KEY POINTS:
When the Taleban broke more than 750 prisoners out of jail in June in one of the most spectacular attacks in living memory, Nato's response was instant but invisible.
Senior commanders scrambled every drone plane they could spare as prisoners poured out of the Kandahar jail. The closest Nato garrison hunkered down inside their base, afraid of more attacks, as prisoners poured into the night.
But commanders at nearby Kandahar airfield watched live pictures of the anarchy, from the comfort of their operations room, as wave after wave of escapees began marching east, to sanctuaries in Pakistan.
A fleet of Predator drones criss-crossed the skies some 10,000m above Afghanistan's second city, flying through the night and long into the next morning, as rag-tag columns of men made good their escape.
Some of the prisoners went straight to Arghandab, just outside the city, where they fought with Nato troops a few days later. But most of the 400 Taleban prisoners, who were among the 750 inmates freed, fled back to Pakistan - beyond the reach of Nato's force. Or so they thought.
International troops are using drones to patrol Pakistani airspace in an attempt to monitor insurgents on both sides of the border. "We wanted to see where the prisoners went," said one official in Kabul, hinting that the fugitives had betrayed their hideouts when they fled.
It is an open secret that armed Predator drones, operated by the CIA, are flying routine fire missions inside Pakistan against al Qaeda leaders.

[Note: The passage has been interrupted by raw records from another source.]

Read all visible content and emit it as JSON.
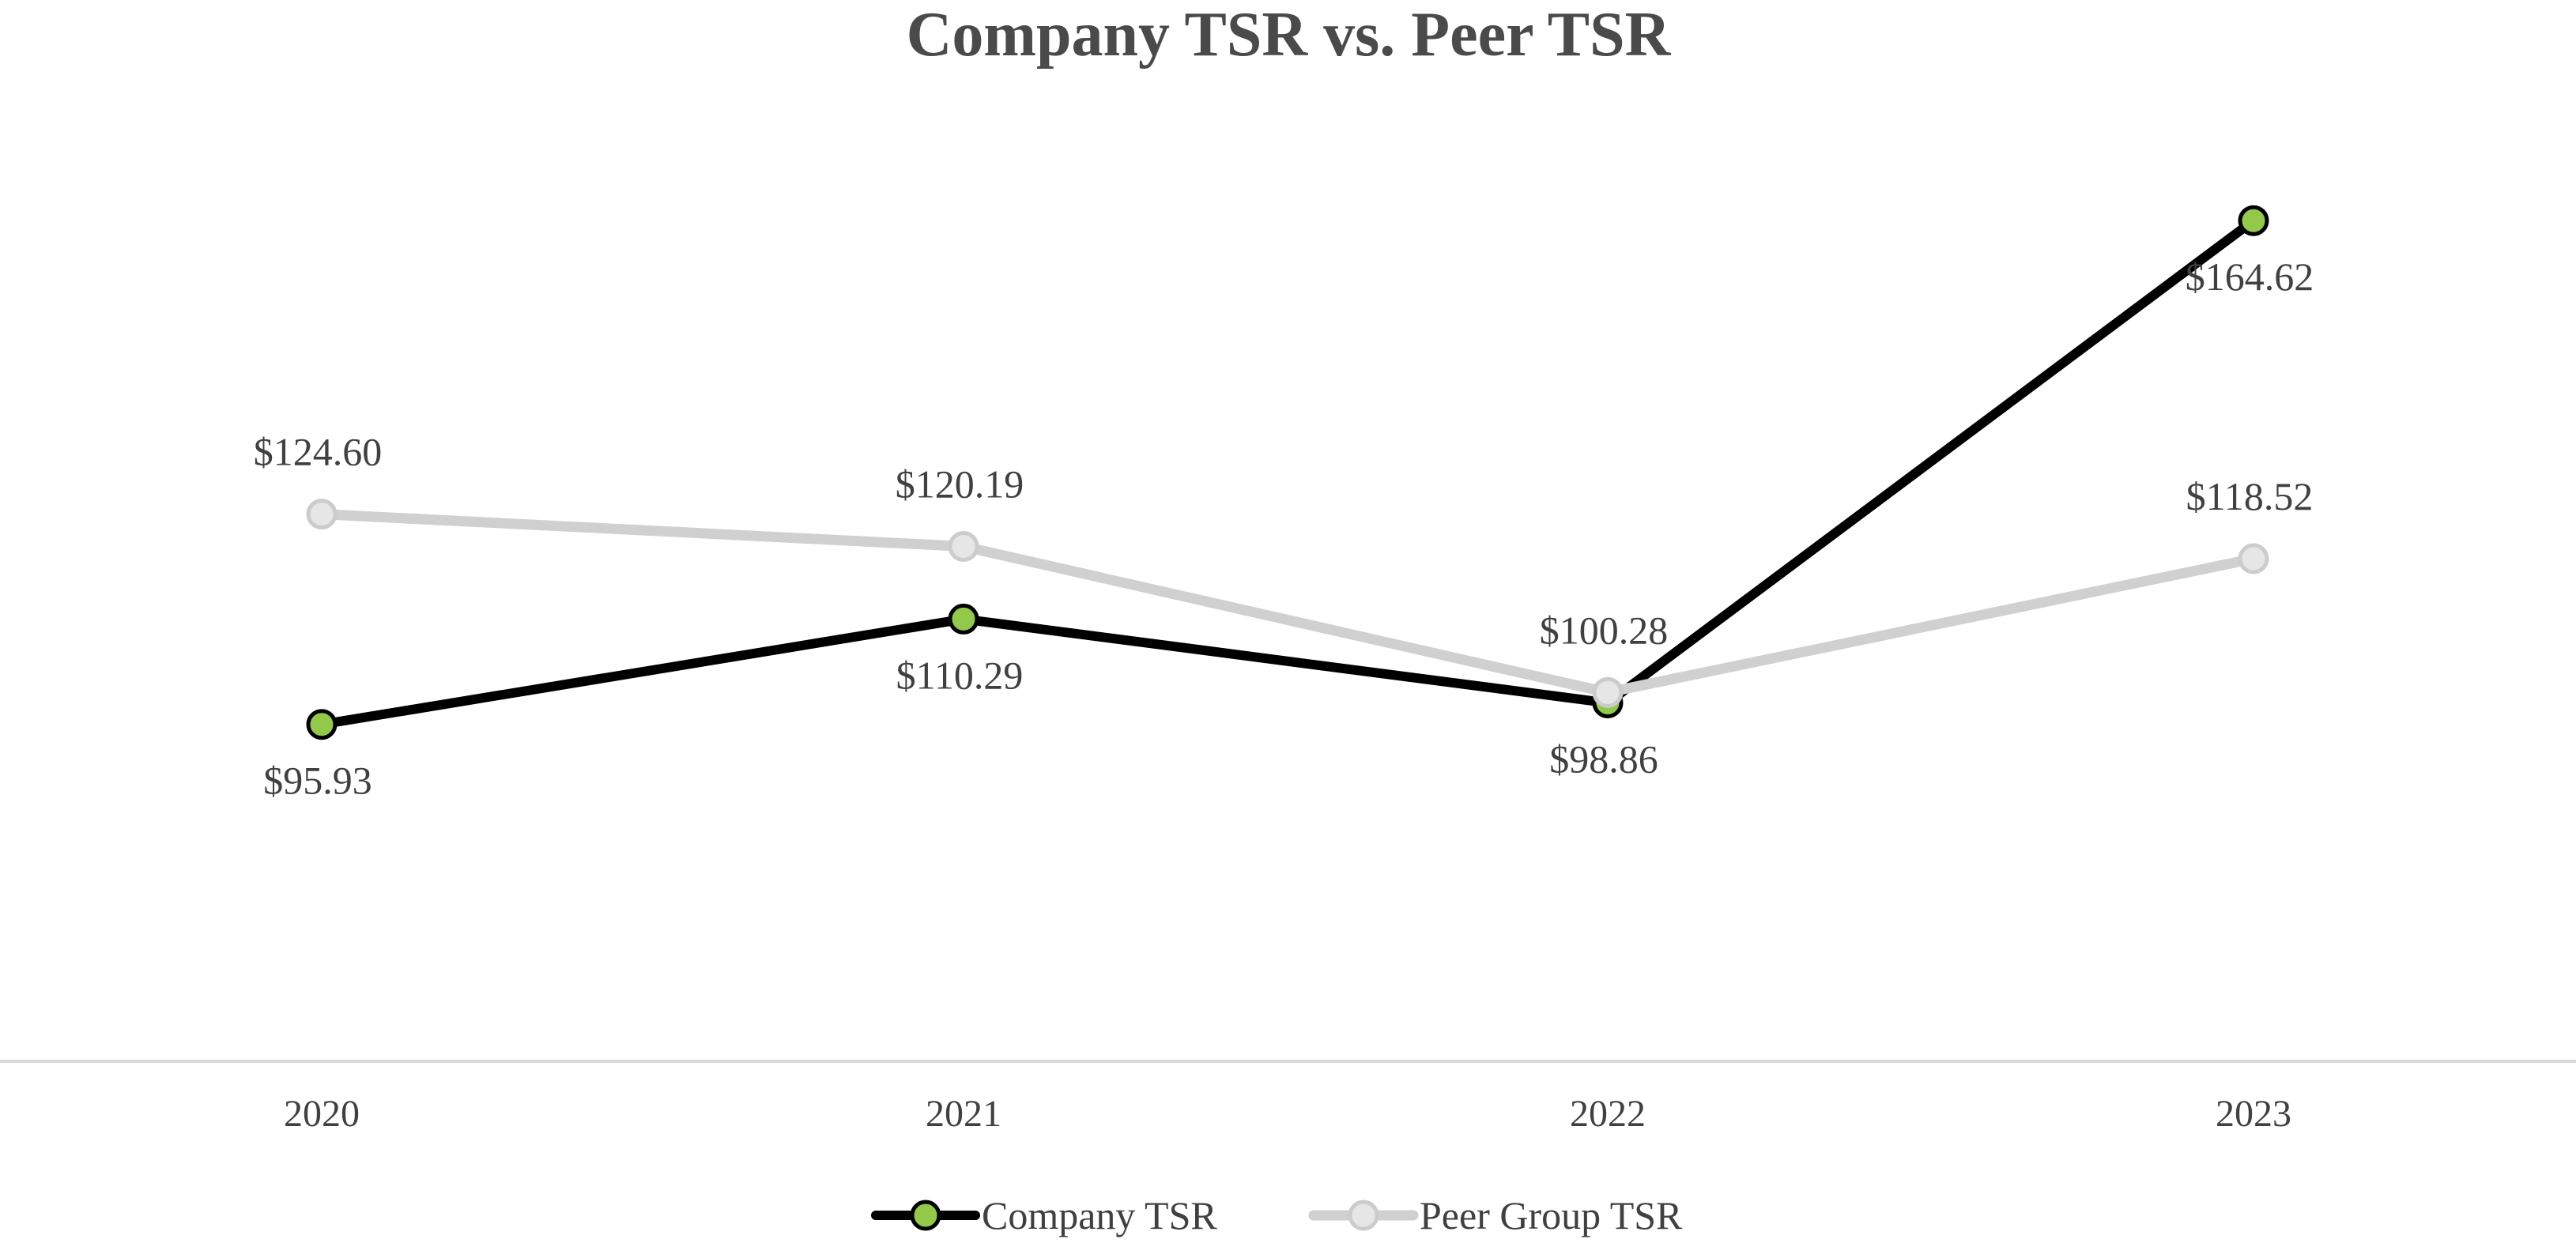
{
  "chart_data": {
    "type": "line",
    "title": "Company TSR vs. Peer TSR",
    "xlabel": "",
    "ylabel": "",
    "categories": [
      "2020",
      "2021",
      "2022",
      "2023"
    ],
    "ylim": [
      50,
      185
    ],
    "grid": false,
    "legend_position": "bottom",
    "series": [
      {
        "name": "Company TSR",
        "values": [
          95.93,
          110.29,
          98.86,
          164.62
        ],
        "labels": [
          "$95.93",
          "$110.29",
          "$98.86",
          "$164.62"
        ],
        "label_position": "below",
        "line_color": "#000000",
        "marker_fill": "#92c94a",
        "marker_stroke": "#000000"
      },
      {
        "name": "Peer Group TSR",
        "values": [
          124.6,
          120.19,
          100.28,
          118.52
        ],
        "labels": [
          "$124.60",
          "$120.19",
          "$100.28",
          "$118.52"
        ],
        "label_position": "above",
        "line_color": "#d0d0d0",
        "marker_fill": "#e6e6e6",
        "marker_stroke": "#cccccc"
      }
    ]
  }
}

Islamabad insists it will never sanction American soldiers on its soil but senior Nato officials insist the drones are there with tacit, if sometimes strained, consent of Pakistani officials.
The most notable example of a drone attack came last January when a missile from a Predator hit a terrorist safe house in Waziristan, killing Abu Laith al-Libi, the man accused of plotting an attack against Bagram airbase, when United States Vice-President Dick Cheney was visiting.
Nato sources continually blame Pakistan for a surge in Afghan violence and growing frustration at Pakistan's failure to tackle the Taleban on their side of the border has prompted talk of Nato operations against the insurgents on both sides of the Durrand line.
The drones watch and log the movements of senior Taleban commanders in Pakistan's lawless tribal areas. Unlike the presence of special forces, they carry far less political risk.
But the information is not always foolproof. The US is investigating claims that its warplanes killed 89 civilians in an air strike in Herat last week. There is little doubt the US special forces who called in the air strike were relying, in part, on information from a drone that was watching the Taleban commander who they were hoping to arrest.
It is possible that the "thorough battle damage assessment" that US officials said proved they had only killed insurgents, was also done by a drone. Afghanistan President Hamid Karzai disagrees and the Americans have, reluctantly, begun an investigation.
Perhaps more telling, is that three months after the jail break, not one of the fugitive prisoners has been arrested.